|
By Gretchen Keiser
Inside the three-ring notebook that Ferdinand
Mahfood carries are page after page of photographs of the wretched and the
dying. The stark black-and-white tones do nothing to diminish the details of
suffering involved.
The sights are not ones that most people care to
see. And yet, as he makes copies of this notebook and these photographs
available to people, Ferdinand Mahfood makes no apologies. He believes, rather,
that those who do not want to see really need to be serving their poor brothers
and sisters in the Third World.
As he travels -- and offers to bring interested
people to Jamaica to see for themselves -- he seems as much interested in
educating as in raising support for Food for the Poor, Inc. He envisions the
trust as a "bridge" that eventually will link those in need with those who can
help, and he thinks that the call to serve the poor will revitalize and renew
American parishes. Rather than being "turned in on ourselves," he says, "we are
supposed to be a missionary people. We're supposed to be a missionary Church."

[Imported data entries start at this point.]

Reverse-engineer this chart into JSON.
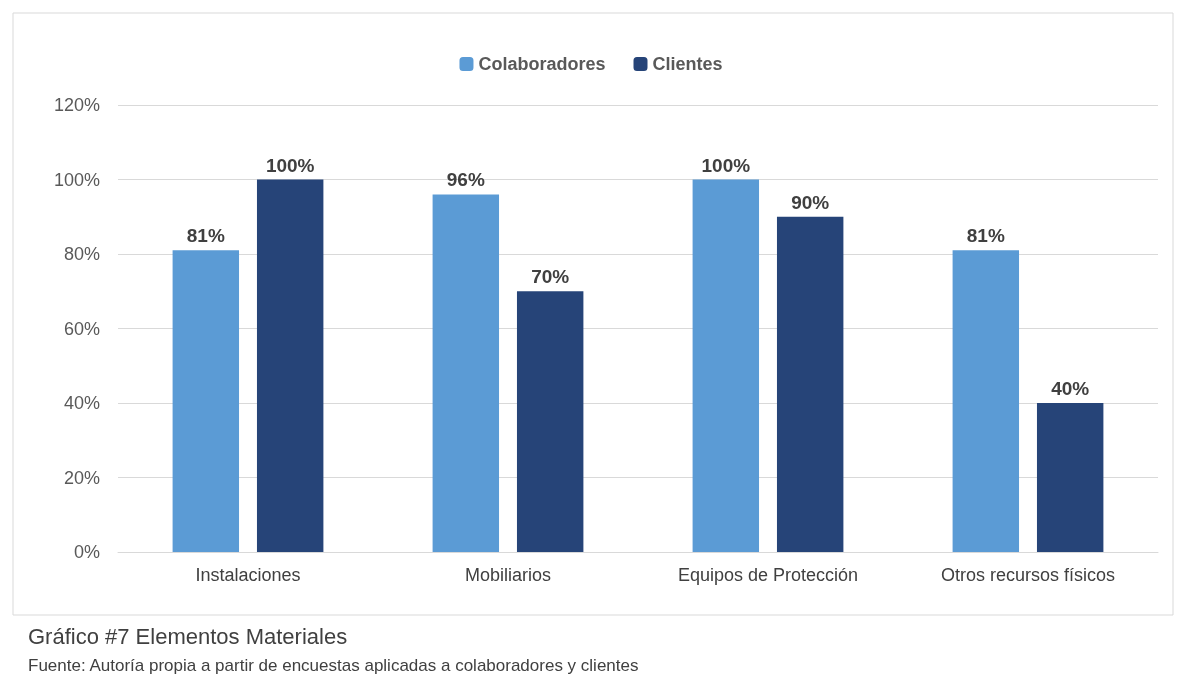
{
  "chart_data": {
    "type": "bar",
    "title": "Gráfico #7 Elementos Materiales",
    "annotations": [
      "Fuente: Autoría propia a partir de encuestas aplicadas a colaboradores y clientes"
    ],
    "categories": [
      "Instalaciones",
      "Mobiliarios",
      "Equipos de Protección",
      "Otros recursos físicos"
    ],
    "series": [
      {
        "name": "Colaboradores",
        "color": "#5b9bd5",
        "values": [
          81,
          96,
          100,
          81
        ],
        "value_labels": [
          "81%",
          "96%",
          "100%",
          "81%"
        ]
      },
      {
        "name": "Clientes",
        "color": "#264478",
        "values": [
          100,
          70,
          90,
          40
        ],
        "value_labels": [
          "100%",
          "70%",
          "90%",
          "40%"
        ]
      }
    ],
    "ylim": [
      0,
      120
    ],
    "yticks": [
      {
        "value": 0,
        "label": "0%"
      },
      {
        "value": 20,
        "label": "20%"
      },
      {
        "value": 40,
        "label": "40%"
      },
      {
        "value": 60,
        "label": "60%"
      },
      {
        "value": 80,
        "label": "80%"
      },
      {
        "value": 100,
        "label": "100%"
      },
      {
        "value": 120,
        "label": "120%"
      }
    ],
    "grid": true,
    "legend": "top"
  }
}
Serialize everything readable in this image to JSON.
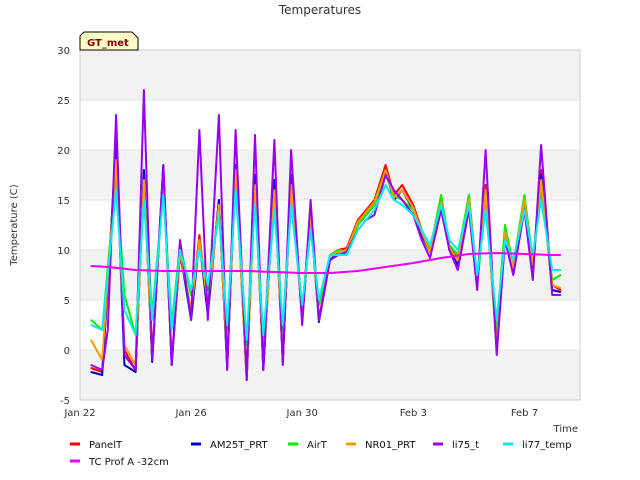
{
  "chart_data": {
    "type": "line",
    "title": "Temperatures",
    "xlabel": "Time",
    "ylabel": "Temperature (C)",
    "ylim": [
      -5,
      30
    ],
    "xlim": [
      0,
      18
    ],
    "x_unit": "days since Jan 22",
    "yticks": [
      -5,
      0,
      5,
      10,
      15,
      20,
      25,
      30
    ],
    "xticks": [
      {
        "value": 0,
        "label": "Jan 22"
      },
      {
        "value": 4,
        "label": "Jan 26"
      },
      {
        "value": 8,
        "label": "Jan 30"
      },
      {
        "value": 12,
        "label": "Feb 3"
      },
      {
        "value": 16,
        "label": "Feb 7"
      }
    ],
    "grid": "horizontal bands",
    "station_badge": "GT_met",
    "legend_position": "bottom",
    "series": [
      {
        "name": "PanelT",
        "color": "#ff0000",
        "x": [
          0.4,
          0.8,
          1.3,
          1.6,
          2.0,
          2.3,
          2.6,
          3.0,
          3.3,
          3.6,
          4.0,
          4.3,
          4.6,
          5.0,
          5.3,
          5.6,
          6.0,
          6.3,
          6.6,
          7.0,
          7.3,
          7.6,
          8.0,
          8.3,
          8.6,
          9.0,
          9.3,
          9.6,
          10.0,
          10.3,
          10.6,
          11.0,
          11.3,
          11.6,
          12.0,
          12.3,
          12.6,
          13.0,
          13.3,
          13.6,
          14.0,
          14.3,
          14.6,
          15.0,
          15.3,
          15.6,
          16.0,
          16.3,
          16.6,
          17.0,
          17.3
        ],
        "values": [
          -1.8,
          -2.2,
          19.5,
          0.0,
          -2.0,
          17.5,
          -1.0,
          18.0,
          -1.2,
          9.5,
          3.8,
          11.5,
          4.0,
          15.0,
          -1.5,
          18.5,
          -2.8,
          17.0,
          -1.8,
          16.5,
          -1.0,
          17.0,
          3.5,
          14.0,
          3.0,
          9.5,
          10.0,
          10.2,
          13.0,
          14.0,
          15.0,
          18.5,
          15.5,
          16.5,
          14.5,
          12.0,
          10.0,
          15.0,
          10.5,
          9.0,
          15.5,
          7.0,
          16.5,
          0.5,
          12.0,
          8.0,
          15.0,
          8.5,
          18.0,
          6.5,
          6.0
        ]
      },
      {
        "name": "AM25T_PRT",
        "color": "#0000cc",
        "x": [
          0.4,
          0.8,
          1.3,
          1.6,
          2.0,
          2.3,
          2.6,
          3.0,
          3.3,
          3.6,
          4.0,
          4.3,
          4.6,
          5.0,
          5.3,
          5.6,
          6.0,
          6.3,
          6.6,
          7.0,
          7.3,
          7.6,
          8.0,
          8.3,
          8.6,
          9.0,
          9.3,
          9.6,
          10.0,
          10.3,
          10.6,
          11.0,
          11.3,
          11.6,
          12.0,
          12.3,
          12.6,
          13.0,
          13.3,
          13.6,
          14.0,
          14.3,
          14.6,
          15.0,
          15.3,
          15.6,
          16.0,
          16.3,
          16.6,
          17.0,
          17.3
        ],
        "values": [
          -2.2,
          -2.5,
          20.5,
          -1.5,
          -2.2,
          18.0,
          -1.2,
          18.5,
          -1.5,
          10.0,
          3.0,
          11.0,
          3.5,
          15.0,
          -1.8,
          18.5,
          -3.0,
          17.5,
          -2.0,
          17.0,
          -1.2,
          17.5,
          3.0,
          13.5,
          2.8,
          9.0,
          9.8,
          10.0,
          12.5,
          13.5,
          14.5,
          18.0,
          15.0,
          16.0,
          14.0,
          11.5,
          9.8,
          14.5,
          10.0,
          8.5,
          15.0,
          6.5,
          16.0,
          0.0,
          11.5,
          8.0,
          14.5,
          8.0,
          17.5,
          6.0,
          5.8
        ]
      },
      {
        "name": "AirT",
        "color": "#00ee00",
        "x": [
          0.4,
          0.8,
          1.3,
          1.6,
          2.0,
          2.3,
          2.6,
          3.0,
          3.3,
          3.6,
          4.0,
          4.3,
          4.6,
          5.0,
          5.3,
          5.6,
          6.0,
          6.3,
          6.6,
          7.0,
          7.3,
          7.6,
          8.0,
          8.3,
          8.6,
          9.0,
          9.3,
          9.6,
          10.0,
          10.3,
          10.6,
          11.0,
          11.3,
          11.6,
          12.0,
          12.3,
          12.6,
          13.0,
          13.3,
          13.6,
          14.0,
          14.3,
          14.6,
          15.0,
          15.3,
          15.6,
          16.0,
          16.3,
          16.6,
          17.0,
          17.3
        ],
        "values": [
          3.0,
          2.0,
          17.5,
          5.5,
          1.5,
          16.0,
          3.5,
          16.0,
          2.5,
          10.5,
          5.5,
          10.5,
          6.0,
          14.0,
          2.0,
          17.0,
          0.5,
          15.5,
          1.0,
          15.0,
          2.0,
          15.5,
          4.0,
          13.0,
          4.5,
          9.5,
          10.0,
          9.8,
          12.5,
          13.5,
          14.5,
          17.5,
          15.5,
          15.0,
          14.0,
          12.0,
          10.0,
          15.5,
          10.5,
          9.5,
          15.5,
          6.5,
          15.0,
          2.0,
          12.5,
          8.5,
          15.5,
          9.0,
          16.0,
          7.0,
          7.5
        ]
      },
      {
        "name": "NR01_PRT",
        "color": "#ff9900",
        "x": [
          0.4,
          0.8,
          1.3,
          1.6,
          2.0,
          2.3,
          2.6,
          3.0,
          3.3,
          3.6,
          4.0,
          4.3,
          4.6,
          5.0,
          5.3,
          5.6,
          6.0,
          6.3,
          6.6,
          7.0,
          7.3,
          7.6,
          8.0,
          8.3,
          8.6,
          9.0,
          9.3,
          9.6,
          10.0,
          10.3,
          10.6,
          11.0,
          11.3,
          11.6,
          12.0,
          12.3,
          12.6,
          13.0,
          13.3,
          13.6,
          14.0,
          14.3,
          14.6,
          15.0,
          15.3,
          15.6,
          16.0,
          16.3,
          16.6,
          17.0,
          17.3
        ],
        "values": [
          1.0,
          -1.0,
          19.0,
          0.5,
          -1.5,
          17.0,
          -0.5,
          17.5,
          -1.0,
          9.8,
          4.0,
          11.0,
          4.5,
          14.5,
          -1.0,
          18.0,
          -3.0,
          16.5,
          -1.5,
          16.0,
          -0.5,
          16.5,
          3.2,
          13.5,
          3.0,
          9.5,
          9.8,
          10.0,
          12.8,
          13.8,
          14.8,
          18.0,
          15.2,
          16.0,
          14.2,
          11.8,
          9.8,
          14.8,
          10.2,
          9.0,
          15.0,
          6.8,
          16.0,
          0.2,
          11.8,
          8.2,
          15.0,
          8.5,
          17.0,
          6.5,
          6.2
        ]
      },
      {
        "name": "li75_t",
        "color": "#9900ee",
        "x": [
          0.4,
          0.8,
          1.0,
          1.3,
          1.6,
          2.0,
          2.3,
          2.6,
          3.0,
          3.3,
          3.6,
          4.0,
          4.3,
          4.6,
          5.0,
          5.3,
          5.6,
          6.0,
          6.3,
          6.6,
          7.0,
          7.3,
          7.6,
          8.0,
          8.3,
          8.6,
          9.0,
          9.3,
          9.6,
          10.0,
          10.3,
          10.6,
          11.0,
          11.3,
          11.6,
          12.0,
          12.3,
          12.6,
          13.0,
          13.3,
          13.6,
          14.0,
          14.3,
          14.6,
          15.0,
          15.3,
          15.6,
          16.0,
          16.3,
          16.6,
          17.0,
          17.3
        ],
        "values": [
          -1.5,
          -2.0,
          2.0,
          23.5,
          -0.5,
          -2.0,
          26.0,
          -1.0,
          18.5,
          -1.5,
          11.0,
          3.0,
          22.0,
          3.0,
          23.5,
          -2.0,
          22.0,
          -3.0,
          21.5,
          -2.0,
          21.0,
          -1.5,
          20.0,
          2.5,
          15.0,
          3.0,
          9.0,
          9.5,
          9.8,
          12.0,
          13.0,
          13.5,
          17.5,
          16.0,
          15.0,
          13.5,
          11.0,
          9.2,
          14.0,
          10.0,
          8.0,
          14.0,
          6.0,
          20.0,
          -0.5,
          11.0,
          7.5,
          14.0,
          7.0,
          20.5,
          5.5,
          5.5
        ]
      },
      {
        "name": "li77_temp",
        "color": "#00eeee",
        "x": [
          0.4,
          0.8,
          1.3,
          1.6,
          2.0,
          2.3,
          2.6,
          3.0,
          3.3,
          3.6,
          4.0,
          4.3,
          4.6,
          5.0,
          5.3,
          5.6,
          6.0,
          6.3,
          6.6,
          7.0,
          7.3,
          7.6,
          8.0,
          8.3,
          8.6,
          9.0,
          9.3,
          9.6,
          10.0,
          10.3,
          10.6,
          11.0,
          11.3,
          11.6,
          12.0,
          12.3,
          12.6,
          13.0,
          13.3,
          13.6,
          14.0,
          14.3,
          14.6,
          15.0,
          15.3,
          15.6,
          16.0,
          16.3,
          16.6,
          17.0,
          17.3
        ],
        "values": [
          2.5,
          2.0,
          16.0,
          4.0,
          1.5,
          15.0,
          3.0,
          15.5,
          2.0,
          10.0,
          6.0,
          10.0,
          6.5,
          13.5,
          2.5,
          16.0,
          1.0,
          14.5,
          1.5,
          14.0,
          2.5,
          14.5,
          4.5,
          12.0,
          5.0,
          9.5,
          9.5,
          9.5,
          12.0,
          13.0,
          14.0,
          16.5,
          15.0,
          14.5,
          13.5,
          12.0,
          10.5,
          14.5,
          11.0,
          10.0,
          14.5,
          7.5,
          14.0,
          3.0,
          11.0,
          9.0,
          14.0,
          9.5,
          15.0,
          8.0,
          8.0
        ]
      },
      {
        "name": "TC Prof A -32cm",
        "color": "#ee00ee",
        "x": [
          0.4,
          1.0,
          2.0,
          3.0,
          4.0,
          5.0,
          6.0,
          7.0,
          8.0,
          9.0,
          10.0,
          11.0,
          12.0,
          13.0,
          14.0,
          15.0,
          16.0,
          17.0,
          17.3
        ],
        "values": [
          8.4,
          8.3,
          8.0,
          7.9,
          7.9,
          7.9,
          7.9,
          7.8,
          7.7,
          7.7,
          7.9,
          8.3,
          8.7,
          9.2,
          9.6,
          9.7,
          9.6,
          9.5,
          9.5
        ]
      }
    ],
    "legend": [
      "PanelT",
      "AM25T_PRT",
      "AirT",
      "NR01_PRT",
      "li75_t",
      "li77_temp",
      "TC Prof A -32cm"
    ]
  }
}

Looking at the stark poverty that surrounds us
calls us back to being the bearers of the Good News, he believes. "I really
believe the Church needs this," he emphasizes.
If serving the poor can assuage the spiritual need
of the American Church, there is certainly much poverty to be met in Food for
the Poor's efforts in Jamaica and Haiti. The Eventide Home is one of the
projects that Food for the Poor is trying to support. Another is the work of
Father Paul Walsh, running a home for abandoned children in Kingston, Jamaica.
A letter from Father J. Francis Cawley,
priest-in-charge of St. Thomas missions, details in three pages the needs of
parishes and hospitals within his jurisdiction, including shoes, clothing, food
and many basic medical supplies such as adhesive tape and gauze bandages, in
addition to major hospital equipment.
The enormity of the need seems not to have
diminished Mahfood's determination. Asked whether he had been able to supply
the many needs of Father Cawley's list, Mahfood said that his requests were
being handled one by one. In the same way, he said, Food for the Poor is going
to each priest on Jamaica and Haiti, one by one and saying, "How can I help
you?" Mahfood said. Whether or not all the needs are met, he said, "If I beg
and give it away, I think this is the way it's supposed to be."
He believes that eventually all the parishes on
the two islands could be receiving support, although that would mean helping
some four million people. If that seems great, it is poised against his
notebook of photographs and the other sights he has seen which call him to beg
for the poor and stir the consciences of others. "Let us make a concerted
effort to say to the Church in these little islands: 'We're up here and we
care'," he said.
Perhaps it is through that concern that the change
occurs. Now when he returns to Eventide, Mahfood said, he sees more than the
photographs show. He sees "something beautiful" in the people. "That is a
grace," he said. "You are seeing something that God sees."